Os dois adentraram o quarto, que era três vezes maior que a sala de sua casa, observou Heitor, odiosamente. Quando estavam quase chegando na cama, as mãos dos dois frias e suadas, o Walkie Talkie de Heitor apitou. Num sobressalto, o garoto sacou o aparelho e colocou no ouvido:

"Heitor, emergência, a esposa do seu Mário acabou de passar pela cozinha. Eu tinha terminado a busca e estava voltando para a sala, para ajudar a Li, quando ela passou. Me escondi o mais rápido que pude, mas ela parecia que estava subindo. Cuidado", a voz de Julian saiu no ouvido de Heitor. "Pensa rápido", Heitor falou em sua mente, "pensa, pensa, pensa, pensa!"

"Heitor?", Letícia sussurrou.

"Tícia, pega aqui a solução de arsênio que eu vou descer para a escada. A sra. Junqueira está vindo. Aparentemente ela desceu para a cozinha e está voltando", e tirou da bolsa um pote lacrado com um líquido de coloração prateada e textura grossa, juntamente de uma seringa. "Boa sorte", ele disse, e então saiu do quarto rápida e silenciosamente.

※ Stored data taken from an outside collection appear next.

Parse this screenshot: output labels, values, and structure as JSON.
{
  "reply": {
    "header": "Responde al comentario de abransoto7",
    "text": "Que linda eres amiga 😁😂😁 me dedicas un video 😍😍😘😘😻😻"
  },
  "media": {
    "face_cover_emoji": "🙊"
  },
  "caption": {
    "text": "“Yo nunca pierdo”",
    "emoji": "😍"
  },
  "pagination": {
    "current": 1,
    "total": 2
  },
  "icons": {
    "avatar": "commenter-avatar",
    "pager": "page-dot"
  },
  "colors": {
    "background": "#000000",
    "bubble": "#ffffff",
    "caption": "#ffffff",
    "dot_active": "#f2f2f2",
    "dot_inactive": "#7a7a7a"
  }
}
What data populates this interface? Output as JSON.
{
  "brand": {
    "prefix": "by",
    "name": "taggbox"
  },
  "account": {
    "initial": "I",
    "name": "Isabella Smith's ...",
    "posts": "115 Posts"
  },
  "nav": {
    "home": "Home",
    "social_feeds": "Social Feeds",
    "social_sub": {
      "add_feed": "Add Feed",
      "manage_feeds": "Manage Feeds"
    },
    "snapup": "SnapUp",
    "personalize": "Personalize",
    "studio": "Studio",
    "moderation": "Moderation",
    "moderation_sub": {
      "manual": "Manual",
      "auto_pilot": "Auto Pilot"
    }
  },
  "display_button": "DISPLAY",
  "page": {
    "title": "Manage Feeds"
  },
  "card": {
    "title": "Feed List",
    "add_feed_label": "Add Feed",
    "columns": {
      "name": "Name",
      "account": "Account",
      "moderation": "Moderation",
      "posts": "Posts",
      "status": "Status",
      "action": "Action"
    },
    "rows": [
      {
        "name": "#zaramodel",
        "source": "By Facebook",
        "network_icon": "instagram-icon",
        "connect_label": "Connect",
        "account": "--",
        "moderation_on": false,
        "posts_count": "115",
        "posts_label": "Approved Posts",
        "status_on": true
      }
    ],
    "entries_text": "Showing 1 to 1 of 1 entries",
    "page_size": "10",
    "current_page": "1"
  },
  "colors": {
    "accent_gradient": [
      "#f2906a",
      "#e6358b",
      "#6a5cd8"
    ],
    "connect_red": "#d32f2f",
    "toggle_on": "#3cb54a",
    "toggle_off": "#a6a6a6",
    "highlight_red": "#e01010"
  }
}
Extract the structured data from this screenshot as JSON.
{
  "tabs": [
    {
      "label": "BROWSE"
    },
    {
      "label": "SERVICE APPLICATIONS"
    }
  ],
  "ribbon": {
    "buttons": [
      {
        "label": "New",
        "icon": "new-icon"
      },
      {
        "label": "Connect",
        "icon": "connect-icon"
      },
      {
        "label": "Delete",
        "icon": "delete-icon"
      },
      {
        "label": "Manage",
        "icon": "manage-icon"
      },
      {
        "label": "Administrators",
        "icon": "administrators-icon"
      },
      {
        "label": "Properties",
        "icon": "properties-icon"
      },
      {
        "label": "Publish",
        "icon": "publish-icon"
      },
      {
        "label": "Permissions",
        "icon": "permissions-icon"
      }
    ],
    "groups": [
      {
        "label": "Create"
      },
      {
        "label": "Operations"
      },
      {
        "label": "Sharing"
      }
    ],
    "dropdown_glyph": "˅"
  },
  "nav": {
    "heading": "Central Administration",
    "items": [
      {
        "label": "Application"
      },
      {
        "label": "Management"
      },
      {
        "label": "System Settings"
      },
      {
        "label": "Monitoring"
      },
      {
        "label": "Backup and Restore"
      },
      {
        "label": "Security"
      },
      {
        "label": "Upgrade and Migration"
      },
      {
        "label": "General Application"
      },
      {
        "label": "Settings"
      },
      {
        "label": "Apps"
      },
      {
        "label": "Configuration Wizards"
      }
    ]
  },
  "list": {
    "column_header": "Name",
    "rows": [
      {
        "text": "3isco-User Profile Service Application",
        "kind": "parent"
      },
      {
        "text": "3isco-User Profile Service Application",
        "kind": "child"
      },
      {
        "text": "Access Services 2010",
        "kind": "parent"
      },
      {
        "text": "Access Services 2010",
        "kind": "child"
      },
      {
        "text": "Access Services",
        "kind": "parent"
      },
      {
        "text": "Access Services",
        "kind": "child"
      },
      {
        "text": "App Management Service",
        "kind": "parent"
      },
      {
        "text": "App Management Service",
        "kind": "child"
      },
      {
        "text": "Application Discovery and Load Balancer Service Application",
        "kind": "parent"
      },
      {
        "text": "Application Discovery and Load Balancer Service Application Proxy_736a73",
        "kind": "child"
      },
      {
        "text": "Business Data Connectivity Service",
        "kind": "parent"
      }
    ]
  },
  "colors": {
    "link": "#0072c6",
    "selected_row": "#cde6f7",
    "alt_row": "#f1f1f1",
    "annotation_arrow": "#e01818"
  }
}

No momento que Letícia ia dar o passo em direção à cama de Mário, notou um sensor no topo do quarto, no meio dos livros que ficavam na estante. Ela não conhecia aquele sensor. Talvez ele estivesse desligado, pois ficava bem no meio da passagem do quarto. Logo em seguida ela se lembrou. Ao lado da cama tinha uma passagem para o andar de baixo. Provavelmente a sra. Junqueira tinha descido por ali. E ela também subiria por ali.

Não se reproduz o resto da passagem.